The Ruby thread scheduler uses setitimer(2) and select(2). It
depends on the wall-clock for implementing features defined in terms
of the wall-clock (Kernel#sleep and Thread#join).

> That "indeterminate amount" referenced above is simply the price you
> pay for running in userspace ion a modern multitasking OS. Yes,
> system activity could delay the return. That's what multitasking
> means: you don't get to choose when you get the CPU. In practice, if
> applications are experiencing unacceptable latency in OS scheduling
> then 1) your gettimeofday()-based implementation is going to be
> delayed right along with everything else; and 2) you have bigger
> problems, because your system is overloaded.

Kernel#sleep behaves differently in Ruby programs using threads. If
you sleep in a thread you end up context switching to other threads
instead of calling sleep(3).

Since you aren't using sleep(3) in threaded mode, Ruby instead uses
gettimeofday(2) to implement Kernel#sleep for the calling thread (has
this thread slept its N seconds?), so you may sleep longer than you
expect.

The other place gettimeofday(2) is used is Thread#join's timeout, for
similar reason.

Avdi Grimm

3/1/2007 8:16:00 PM

0

On 3/1/07, Eric Hodel <drbrain@segment7.net> wrote:
> The Ruby thread scheduler uses setitimer(2) and select(2). It
> depends on the wall-clock for implementing features defined in terms
> of the wall-clock (Kernel#sleep and Thread#join).

<snip>

Thanks for the explanation. I'm probably missing something, I'm
confused by why the functionality you describe in Kernel#sleep and
Thread#join can't be implemented using only select(). Can you clarify?

Thanks,

--
Avdi

Tomas Pospisek

3/1/2007 9:16:00 PM

0

Tomas Pospisek

3/1/2007 9:19:00 PM

0

Tomas Pospisek

3/1/2007 9:30:00 PM

0

MenTaLguY

3/1/2007 9:49:00 PM

0

On Fri, 2 Mar 2007 06:30:12 +0900, "Tomas Pospisek's Mailing Lists" <tpo2@sourcepole.ch> wrote:

> What do you mean by "defined in terms of the wall-clock"?

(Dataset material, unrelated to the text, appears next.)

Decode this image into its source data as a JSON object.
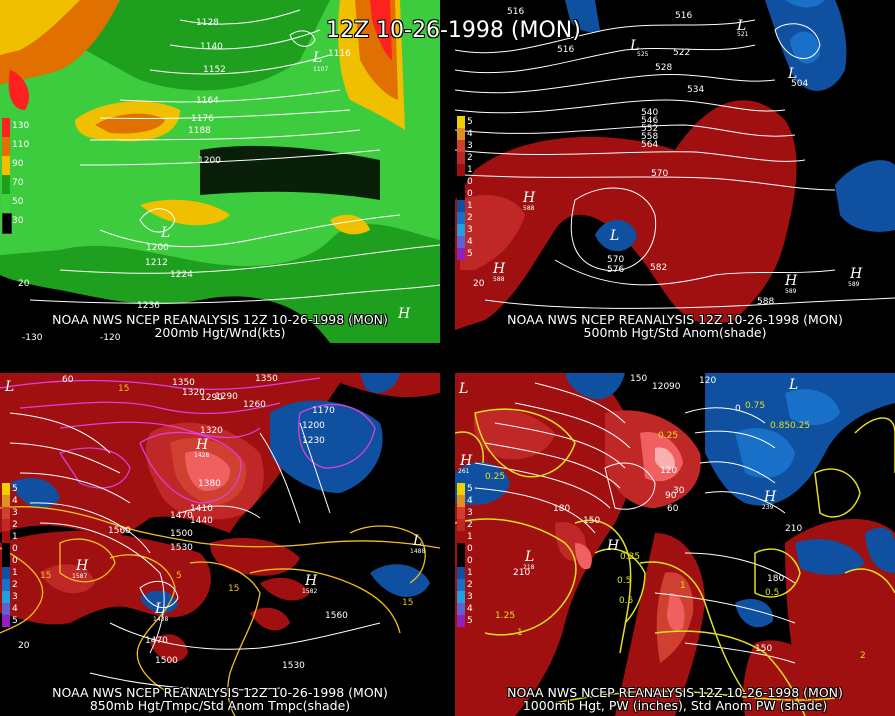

"wall-clock" refers to real elapsed time, rather than CPU elapsed time. It's better to base your scheduler on CPU elapsed time, since on a heavily loaded system, a "wall-clock"-based scheduler will just thrash without getting much useful work done.

Since there aren't widespread standard APIs for CPU-time-based interrupts, most runtimes with "green thread" schedulers that are based on CPU time approximate it by counting reductions, VM instructions, or AST nodes traversed.

-mental


Eric Hodel

3/1/2007 10:20:00 PM

0

On Mar 1, 2007, at 13:30, Tomas Pospisek's Mailing Lists wrote:
> On Fri, 2 Mar 2007, Eric Hodel wrote:
>> The Ruby thread scheduler uses setitimer(2) and select(2). It
>> depends on the wall-clock for implementing features defined in
>> terms of the wall-clock (Kernel#sleep and Thread#join).
>
> You need to add Timeout#timeout to this.

Nope. Timeout calls Kernel#sleep in a thread.

> But:
>
> $ ri Kernel#sleep
>
> Suspends the current thread for _duration_ seconds (which may be
> any number, including a +Float+ with fractional seconds). Returns
> the actual number of seconds slept (rounded), which may be less
> than that asked for if another thread calls +Thread#run+. Zero
> arguments causes +sleep+ to sleep forever.
>
> No reference to wall-clock in there. What do you mean by "defined
> in terms of the wall-clock"?

When I write "sleep 5" I expect at least five seconds on the clock on
my wall to go by before the next statement is executed.

Eric Hodel

3/1/2007 10:27:00 PM

0

On Mar 1, 2007, at 13:30, Tomas Pospisek's Mailing Lists wrote:

> The problem is that when you set system time into the past by a
> month, then your thread will also sleep for a month and not, as you
> probably expected, only a few seconds. Which is actually the hint
> for the solution... to be followed.

I don't see how this could be confused for a bug in Ruby.